Nighttime blackouts in Santiago de Cuba have become the perfect setting for a group of young people to bring out their cards and engage in street gambling for money, an illicit practice that has been targeted by the regime for years.
The communicator Yosmany Mayeta posted on Facebook last Friday that this is how some people have found ways to cope with the long and difficult hours without electricity, enduring heat and being besieged by mosquitoes.
According to the independent journalist, this practice has “always been the preferred entertainment for young people in all the peripheral neighborhoods throughout Cuba,” warning that it has increased in the eastern city due to the worsening economic crisis and power outages.
"It is the main event when the blackout arrives," emphasized Mayeta on social media.
A person named Ruben Salmon mentioned that not only are cards played, but also dice, and that the latter game has even led to fights among the players.
The late dictator Fidel Castro, after coming to power in January 1959, prohibited gambling by law, a measure reaffirmed in 2022 in the new Penal Code.
Article 281.1 states that “anyone who engages in activities as a banker, collector, marker, or promoter of illegal games” will be “punished with imprisonment for one to three years or a fine of 300,000 units, or both.”

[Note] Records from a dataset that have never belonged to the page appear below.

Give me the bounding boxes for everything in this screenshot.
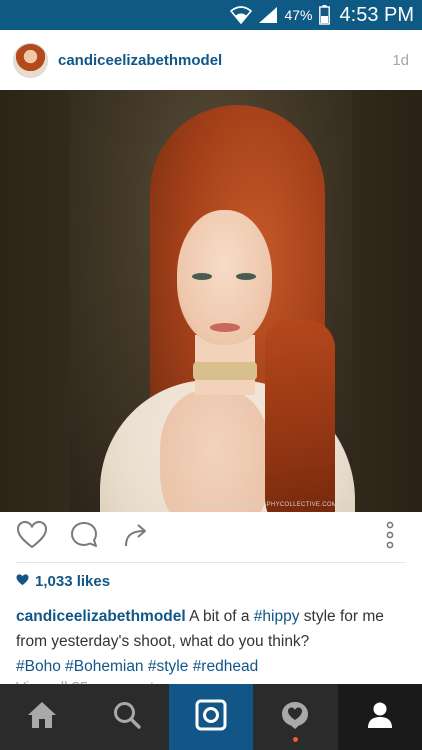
- avatar[interactable]: [13, 42, 48, 78]
- comment-icon: [69, 520, 99, 555]
- heart-icon: [16, 520, 48, 554]
- post-header: candiceelizabethmodel 1d: [0, 30, 422, 90]
- small-heart-icon: [16, 573, 35, 590]
- activity-icon: [279, 699, 311, 736]
- likes-label: 1,033 likes: [35, 573, 111, 590]
- home-icon: [26, 700, 58, 735]
- nav-home[interactable]: [0, 684, 84, 750]
- comment-button[interactable]: [68, 521, 100, 553]
- hashtag-hippy[interactable]: #hippy: [254, 608, 300, 625]
- post-actions: [0, 512, 422, 562]
- more-options-icon: [385, 520, 395, 555]
- bottom-nav: [0, 684, 422, 750]
- battery-percent: 47%: [284, 7, 313, 23]
- nav-search[interactable]: [84, 684, 168, 750]
- notification-dot: [292, 737, 298, 742]
- clock: 4:53 PM: [339, 3, 414, 26]
- hashtag-style[interactable]: #style: [148, 658, 189, 675]
- post-caption: candiceelizabethmodel A bit of a #hippy …: [16, 604, 411, 679]
- hashtag-boho[interactable]: #Boho: [16, 658, 61, 675]
- camera-icon: [195, 699, 227, 736]
- nav-activity[interactable]: [253, 684, 337, 750]
- photo-lips: [210, 323, 240, 332]
- like-button[interactable]: [16, 520, 48, 554]
- search-icon: [112, 700, 142, 735]
- photo-chest: [160, 390, 270, 512]
- battery-icon: [318, 5, 330, 25]
- photo-choker: [193, 362, 257, 380]
- post-timestamp: 1d: [392, 51, 409, 69]
- photo-eye-left: [192, 273, 212, 280]
- post-photo[interactable]: WWW.THEPHOTOGRAPHYCOLLECTIVE.COM.AU: [0, 90, 422, 512]
- signal-icon: [258, 6, 278, 24]
- share-icon: [122, 521, 150, 554]
- nav-camera[interactable]: [168, 684, 254, 750]
- photo-watermark: WWW.THEPHOTOGRAPHYCOLLECTIVE.COM.AU: [197, 502, 348, 508]
- post-username[interactable]: candiceelizabethmodel: [58, 52, 222, 69]
- hashtag-redhead[interactable]: #redhead: [193, 658, 259, 675]
- nav-profile[interactable]: [337, 684, 422, 750]
- photo-eye-right: [236, 273, 256, 280]
- status-bar: 47% 4:53 PM: [0, 0, 422, 30]
- photo-hair-lock: [265, 320, 335, 512]
- caption-username[interactable]: candiceelizabethmodel: [16, 608, 186, 625]
- caption-text-1: A bit of a: [185, 608, 254, 625]
- likes-count[interactable]: 1,033 likes: [16, 573, 110, 590]
- hashtag-bohemian[interactable]: #Bohemian: [65, 658, 143, 675]
- wifi-icon: [230, 6, 253, 24]
- actions-divider: [16, 562, 406, 563]
- share-button[interactable]: [120, 521, 152, 553]
- more-options-button[interactable]: [374, 521, 406, 553]
- profile-icon: [365, 700, 395, 735]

Similarly, the law states that if the crime "is committed by two or more people, or involves minors under the age of 18," the punishment will be "imprisonment for a period of three to eight years."
Additionally, the regulatory legal framework includes prohibitions on casinos, illegal cockfighting rings, and the lottery, also known as "bolita," in Cuba.
A man from Puerto Padre, Cuba, fell victim to the regime's crackdown on illegal gambling.
The man was arrested and charged with several offenses, including "illegal gambling," during a police operation in which a large amount of money and high-quality roosters were seized.